Der Oberste Gerichtshof hat am 18. Dezember 2009 durch den Senatspräsidenten des Obersten Gerichtshofs Dr. Holzweber als Vorsitzenden sowie durch die Hofräte des Obersten Gerichtshofs Hon.-Prof. Dr. Schroll, Dr. Schwab, Dr. T. Solé und die Hofrätin des Obersten Gerichtshofs Mag. Hetlinger als weitere Richter in Gegenwart der Richteramtsanwärterin Dr. Hofer als Schriftführerin in der Strafsache gegen M***** R***** und andere Angeklagte wegen des Verbrechens des gewerbsmäßigen Diebstahls durch Einbruch nach §§ 127, 129 Z 1 und 2, 130 vierter Fall und 15 StGB sowie weiterer strafbarer Handlungen über die Nichtigkeitsbeschwerden und die Berufungen der Angeklagten M***** G***** und G***** Ga***** sowie über die Berufung des Angeklagten M***** M***** gegen das Urteil des Landesgerichts Leoben als Jugendschöffengericht am 29. Juni 2009, GZ 11 Hv 30/09d-71, über die Beschwerden der Angeklagten M***** G*****, G***** Ga***** und M***** M***** gegen die unter einem gefassten Beschlüsse nach §§ 50, 52 StGB und § 494a Abs 1 Z 4 StPO sowie über die von der Generalprokuratur gegen die Gerichtsbesetzung in der Hauptverhandlung erhobene Nichtigkeitsbeschwerde zur Wahrung des Gesetzes nach öffentlicher Verhandlung in Anwesenheit der Vertreterin der Generalprokuratur, Generalanwältin Dr. Sperker, und den Verteidigern Rechtsanwälte Dr. Heindl, Mag. Caviola, Mag. Zechner, Dr. Böhm, zu Recht erkannt:

Spruch

Die Durchführung der Hauptverhandlung und die Urteilsfällung im Verfahren AZ 11 Hv 30/09d des Landesgerichts Leoben am 29. Juni 2009 in einem mit zwei Berufsrichtern und zwei Schöffen besetzten Jugendschöffensenat verletzen das Gesetz in den §§ 32 Abs 1 letzter Satz, 40 Abs 1 letzter Satz.

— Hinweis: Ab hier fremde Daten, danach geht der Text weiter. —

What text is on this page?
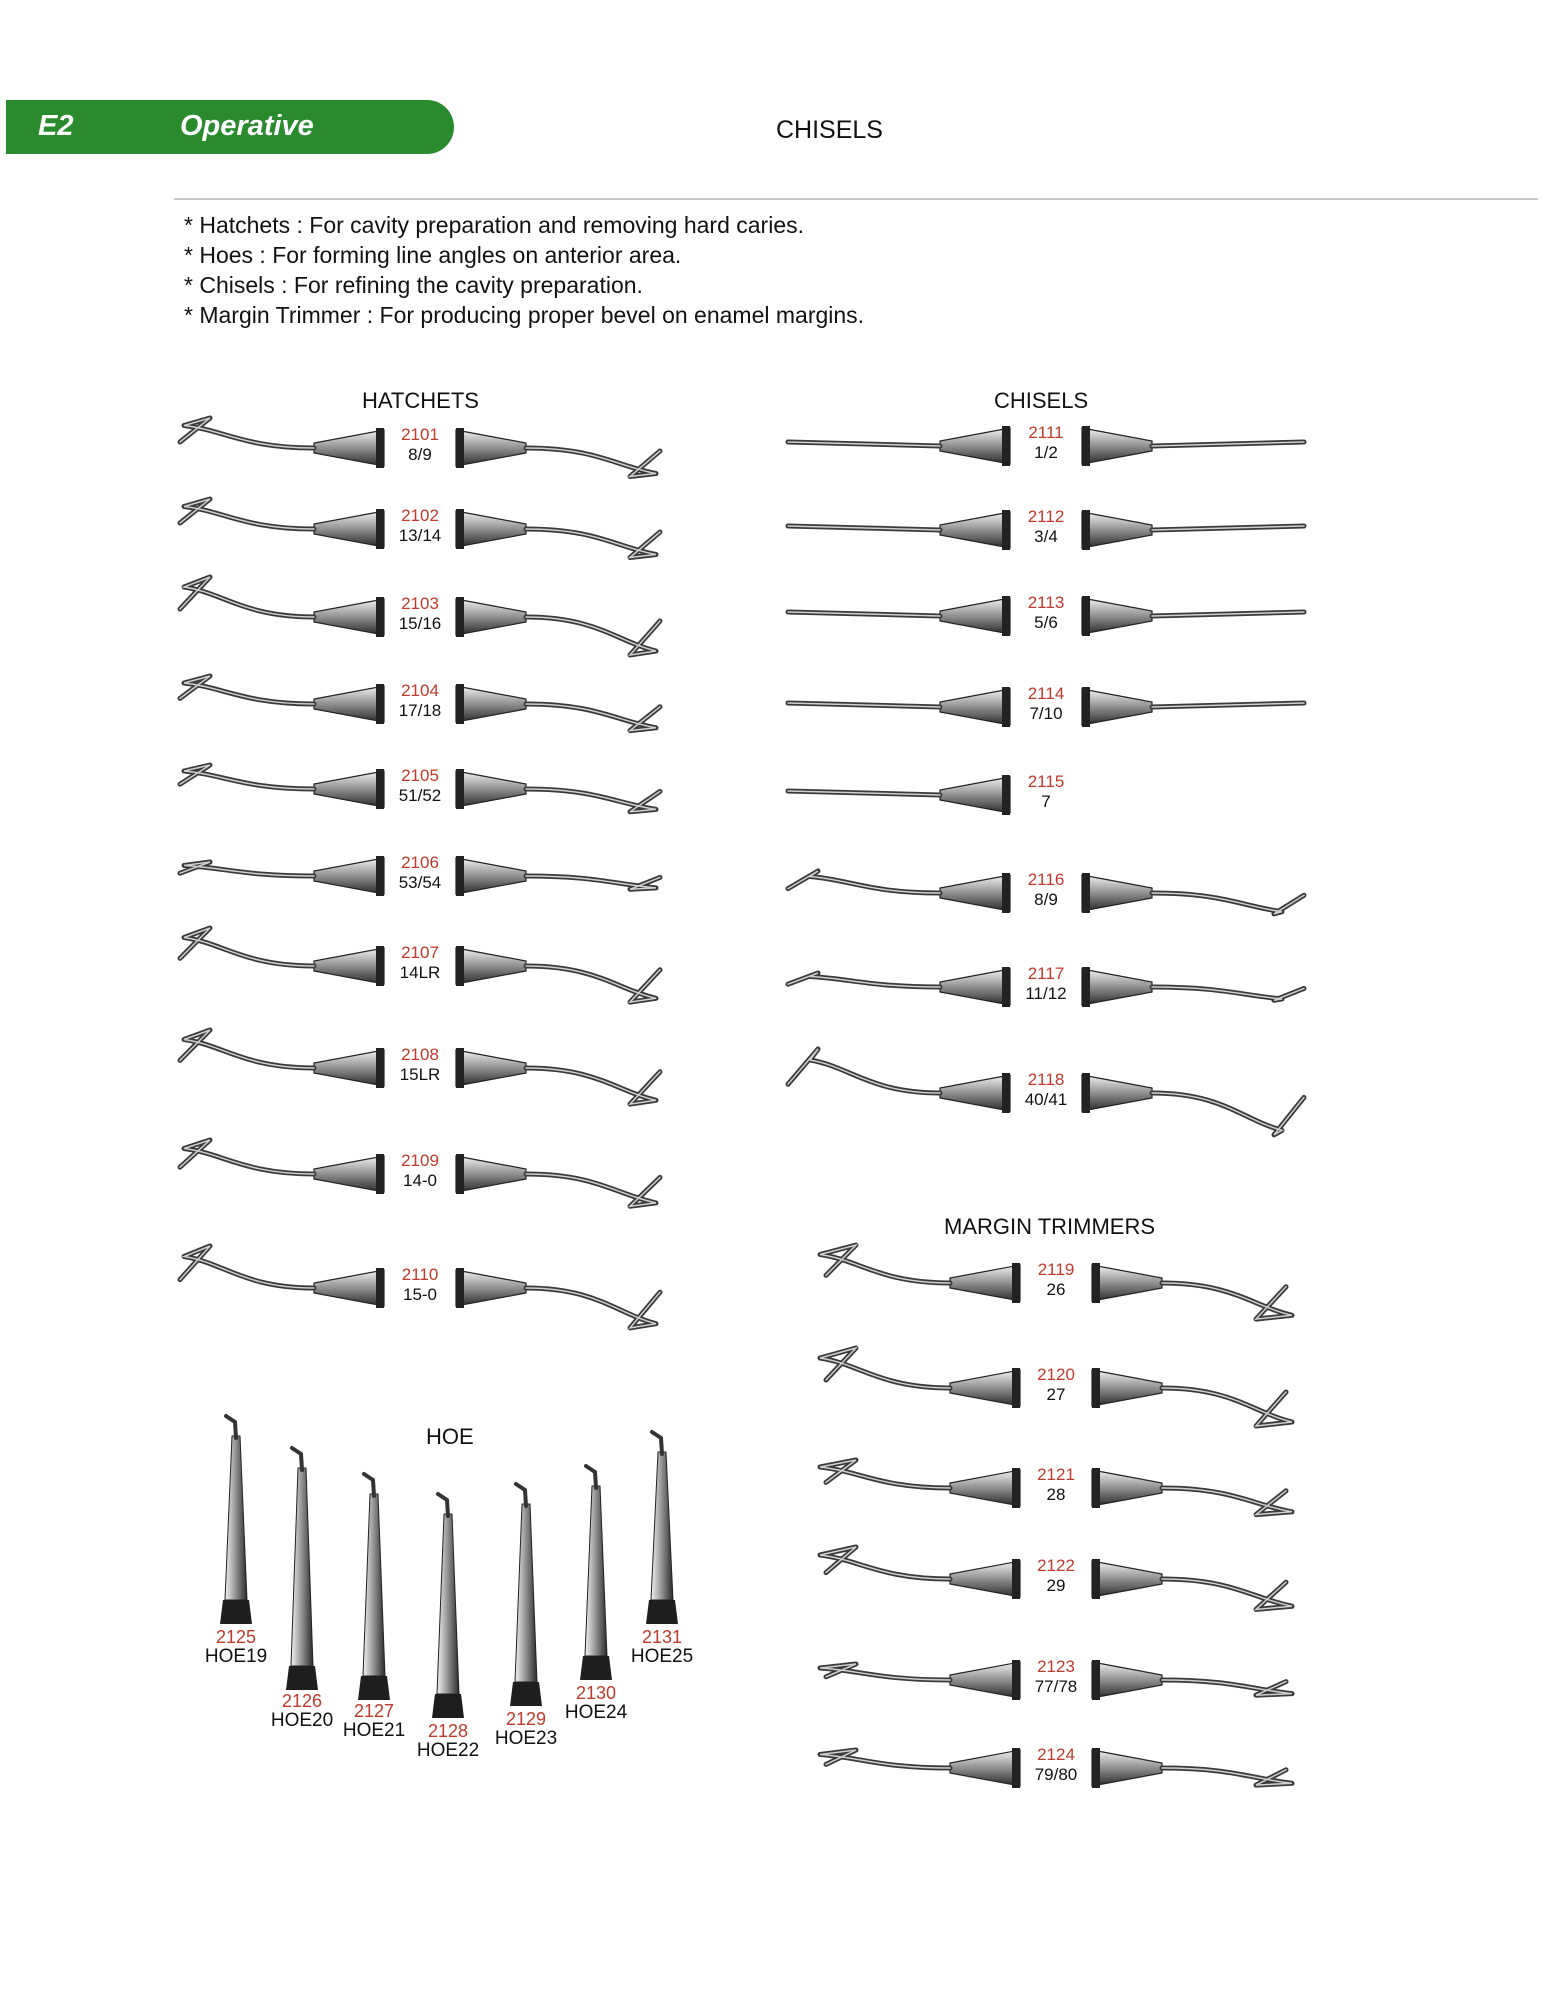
E2	Operative	CHISELS
* Hatchets : For cavity preparation and removing hard caries.
* Hoes : For forming line angles on anterior area.
* Chisels : For refining the cavity preparation.
* Margin Trimmer : For producing proper bevel on enamel margins.
HATCHETS	CHISELS
MARGIN TRIMMERS
HOE
2101
8/9
2102
13/14
2103
15/16
2104
17/18
2105
51/52
2106
53/54
2107
14LR
2108
15LR
2109
14-0
2110
15-0
2111
1/2
2112
3/4
2113
5/6
2114
7/10
2115
7
2116
8/9
2117
11/12
2118
40/41
2119
26
2120
27
2121
28
2122
29
2123
77/78
2124
79/80
2125
HOE19
2126
HOE20	2127
HOE21	2128
HOE22
2129
HOE23
2130
HOE24
2131
HOE25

Das Urteil des Landesgerichts Leoben vom 29. Juni 2009, GZ 11 Hv 30/09d-71, die M***** R*****, M***** G*****, C***** D***** und G***** Ga***** betreffenden Beschlüsse auf Anordnung von Bewährungshilfe sowie die M***** M***** betreffenden Beschlüsse gemäß § 494a Abs 1 Z 2 und 4 StPO werden aufgehoben und die Sache zu neuer Verhandlung und Entscheidung an das Erstgericht zurückverwiesen.

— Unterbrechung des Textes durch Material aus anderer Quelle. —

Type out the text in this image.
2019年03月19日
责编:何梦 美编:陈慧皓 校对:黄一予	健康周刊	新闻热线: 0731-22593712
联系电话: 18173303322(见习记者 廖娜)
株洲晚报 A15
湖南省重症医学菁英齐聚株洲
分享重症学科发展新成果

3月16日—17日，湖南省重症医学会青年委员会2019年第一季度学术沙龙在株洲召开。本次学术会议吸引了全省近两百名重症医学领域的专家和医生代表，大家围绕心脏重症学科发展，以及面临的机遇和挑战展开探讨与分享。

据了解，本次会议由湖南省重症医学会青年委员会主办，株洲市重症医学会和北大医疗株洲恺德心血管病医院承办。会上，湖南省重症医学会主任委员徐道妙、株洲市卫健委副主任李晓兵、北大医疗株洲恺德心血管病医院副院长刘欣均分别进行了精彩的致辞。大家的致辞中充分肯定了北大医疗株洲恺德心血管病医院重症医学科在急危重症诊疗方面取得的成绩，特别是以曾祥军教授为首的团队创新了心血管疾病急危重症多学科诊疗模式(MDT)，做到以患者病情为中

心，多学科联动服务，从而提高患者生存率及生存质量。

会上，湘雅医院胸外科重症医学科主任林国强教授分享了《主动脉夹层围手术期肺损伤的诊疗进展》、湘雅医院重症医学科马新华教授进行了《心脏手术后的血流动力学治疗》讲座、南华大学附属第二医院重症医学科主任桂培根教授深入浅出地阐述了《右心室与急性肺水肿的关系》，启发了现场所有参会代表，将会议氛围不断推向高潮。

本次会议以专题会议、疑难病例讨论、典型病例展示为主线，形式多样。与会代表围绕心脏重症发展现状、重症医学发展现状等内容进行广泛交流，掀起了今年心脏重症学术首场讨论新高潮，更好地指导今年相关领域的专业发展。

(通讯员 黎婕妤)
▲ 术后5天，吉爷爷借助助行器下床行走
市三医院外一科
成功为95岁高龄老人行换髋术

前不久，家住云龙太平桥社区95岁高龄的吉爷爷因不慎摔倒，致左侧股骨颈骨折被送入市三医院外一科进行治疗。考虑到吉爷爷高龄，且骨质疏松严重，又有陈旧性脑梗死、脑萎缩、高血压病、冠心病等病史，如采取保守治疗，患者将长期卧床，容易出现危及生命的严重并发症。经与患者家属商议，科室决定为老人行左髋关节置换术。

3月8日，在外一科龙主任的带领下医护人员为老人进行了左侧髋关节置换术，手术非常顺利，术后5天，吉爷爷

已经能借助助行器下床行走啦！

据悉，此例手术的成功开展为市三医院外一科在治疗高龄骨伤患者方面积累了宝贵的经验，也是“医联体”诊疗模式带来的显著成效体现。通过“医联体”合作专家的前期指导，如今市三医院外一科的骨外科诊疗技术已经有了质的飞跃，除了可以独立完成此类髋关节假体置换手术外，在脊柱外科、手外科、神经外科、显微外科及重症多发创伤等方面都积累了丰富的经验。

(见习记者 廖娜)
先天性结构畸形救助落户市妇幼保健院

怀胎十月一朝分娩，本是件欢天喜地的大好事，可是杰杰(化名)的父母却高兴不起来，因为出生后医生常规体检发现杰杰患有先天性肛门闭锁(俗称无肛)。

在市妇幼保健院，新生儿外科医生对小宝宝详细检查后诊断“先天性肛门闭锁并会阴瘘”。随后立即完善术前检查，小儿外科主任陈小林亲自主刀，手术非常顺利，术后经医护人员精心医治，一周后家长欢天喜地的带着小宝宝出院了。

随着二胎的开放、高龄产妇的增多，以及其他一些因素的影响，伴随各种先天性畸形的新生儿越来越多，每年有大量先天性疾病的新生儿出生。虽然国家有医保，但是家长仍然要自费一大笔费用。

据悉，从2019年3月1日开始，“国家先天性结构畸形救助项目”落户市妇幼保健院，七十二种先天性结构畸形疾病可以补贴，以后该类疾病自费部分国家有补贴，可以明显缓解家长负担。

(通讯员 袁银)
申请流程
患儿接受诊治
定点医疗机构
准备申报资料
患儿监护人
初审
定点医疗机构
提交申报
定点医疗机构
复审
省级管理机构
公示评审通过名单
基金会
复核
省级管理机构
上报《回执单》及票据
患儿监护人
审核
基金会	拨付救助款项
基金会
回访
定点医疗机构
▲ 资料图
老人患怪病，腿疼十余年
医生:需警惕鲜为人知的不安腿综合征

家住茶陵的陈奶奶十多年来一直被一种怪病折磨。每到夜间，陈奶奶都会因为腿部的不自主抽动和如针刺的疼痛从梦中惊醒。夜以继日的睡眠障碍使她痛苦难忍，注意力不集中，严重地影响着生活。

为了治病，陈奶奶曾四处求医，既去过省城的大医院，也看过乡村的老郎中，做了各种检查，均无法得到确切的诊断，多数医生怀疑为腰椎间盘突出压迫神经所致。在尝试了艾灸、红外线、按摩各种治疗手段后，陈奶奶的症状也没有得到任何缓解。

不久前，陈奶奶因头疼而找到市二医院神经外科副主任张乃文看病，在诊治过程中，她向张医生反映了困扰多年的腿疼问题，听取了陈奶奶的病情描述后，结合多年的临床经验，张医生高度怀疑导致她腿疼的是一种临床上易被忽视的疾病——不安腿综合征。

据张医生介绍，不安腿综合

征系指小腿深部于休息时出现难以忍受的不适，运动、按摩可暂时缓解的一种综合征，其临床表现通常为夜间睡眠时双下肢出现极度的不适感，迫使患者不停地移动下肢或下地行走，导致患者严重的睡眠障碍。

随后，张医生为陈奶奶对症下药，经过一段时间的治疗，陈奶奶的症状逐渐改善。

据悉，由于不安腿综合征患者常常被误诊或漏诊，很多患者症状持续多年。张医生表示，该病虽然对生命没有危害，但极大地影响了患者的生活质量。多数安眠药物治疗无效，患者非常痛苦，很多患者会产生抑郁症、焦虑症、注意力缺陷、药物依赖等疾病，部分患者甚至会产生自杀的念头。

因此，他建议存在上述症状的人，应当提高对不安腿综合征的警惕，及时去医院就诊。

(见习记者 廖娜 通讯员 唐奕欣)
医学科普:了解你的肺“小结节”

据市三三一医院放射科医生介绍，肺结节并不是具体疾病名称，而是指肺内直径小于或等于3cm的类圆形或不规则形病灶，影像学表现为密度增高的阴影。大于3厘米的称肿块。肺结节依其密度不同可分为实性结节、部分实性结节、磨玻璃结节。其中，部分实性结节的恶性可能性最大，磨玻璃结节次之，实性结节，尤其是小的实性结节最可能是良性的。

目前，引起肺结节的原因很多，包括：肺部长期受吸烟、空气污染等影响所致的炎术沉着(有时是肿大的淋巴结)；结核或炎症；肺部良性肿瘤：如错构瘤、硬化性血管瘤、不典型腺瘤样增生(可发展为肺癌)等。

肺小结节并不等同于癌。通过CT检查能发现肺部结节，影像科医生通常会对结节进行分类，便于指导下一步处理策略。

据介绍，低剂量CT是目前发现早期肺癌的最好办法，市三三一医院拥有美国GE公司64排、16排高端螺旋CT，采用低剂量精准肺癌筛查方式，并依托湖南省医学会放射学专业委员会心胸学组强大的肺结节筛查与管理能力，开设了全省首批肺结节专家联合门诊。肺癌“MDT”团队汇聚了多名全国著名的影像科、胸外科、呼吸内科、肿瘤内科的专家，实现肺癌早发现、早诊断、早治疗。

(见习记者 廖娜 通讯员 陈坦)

Mit ihren Rechtsmitteln werden die Angeklagten M***** G*****, G***** Ga***** und M***** M***** auf diese Entscheidung verwiesen.

Text

Gründe:

In der Strafsache gegen M***** R***** und weitere Angeklagte, AZ 11 Hv 30/09d des Landesgerichts Leoben, führte am 29. Juni 2009 ein Jugendschöffensenat bestehend aus zwei Berufsrichtern und zwei Laienrichtern die Hauptverhandlung durch und fällte ein Urteil, mit dem M***** R***** des Verbrechens des teils versuchten, teils vollendeten gewerbsmäßigen Diebstahls durch Einbruch nach §§ 127, 129 Z 1 und 2, 130 vierter Fall und 15 StGB, T***** P***** des Verbrechens des gewerbsmäßigen Diebstahls nach §§ 127, 130 erster Fall StGB, M***** Mi*****, C***** D***** und M***** M***** jeweils des Verbrechens des teils versuchten, teils vollendeten schweren gewerbsmäßigen Diebstahls durch Einbruch nach §§ 127, 128 Abs 1 Z 4, 129 Z 1 und 2, 130 vierter Fall und 15 StGB sowie M***** G***** und G***** Ga***** jeweils des Verbrechens des schweren gewerbsmäßigen Diebstahls durch Einbruch nach §§ 127, 128 Abs 1 Z 4, 129 Z 1, 130 vierter Fall StGB schuldig erkannt und zu Freiheitsstrafen verurteilt wurden, deren Vollzug bei T***** P*****, M***** G*****, C***** D***** sowie G***** Ga***** jeweils zur Gänze und bei M***** R***** teilweise bedingt nachgesehen wurde.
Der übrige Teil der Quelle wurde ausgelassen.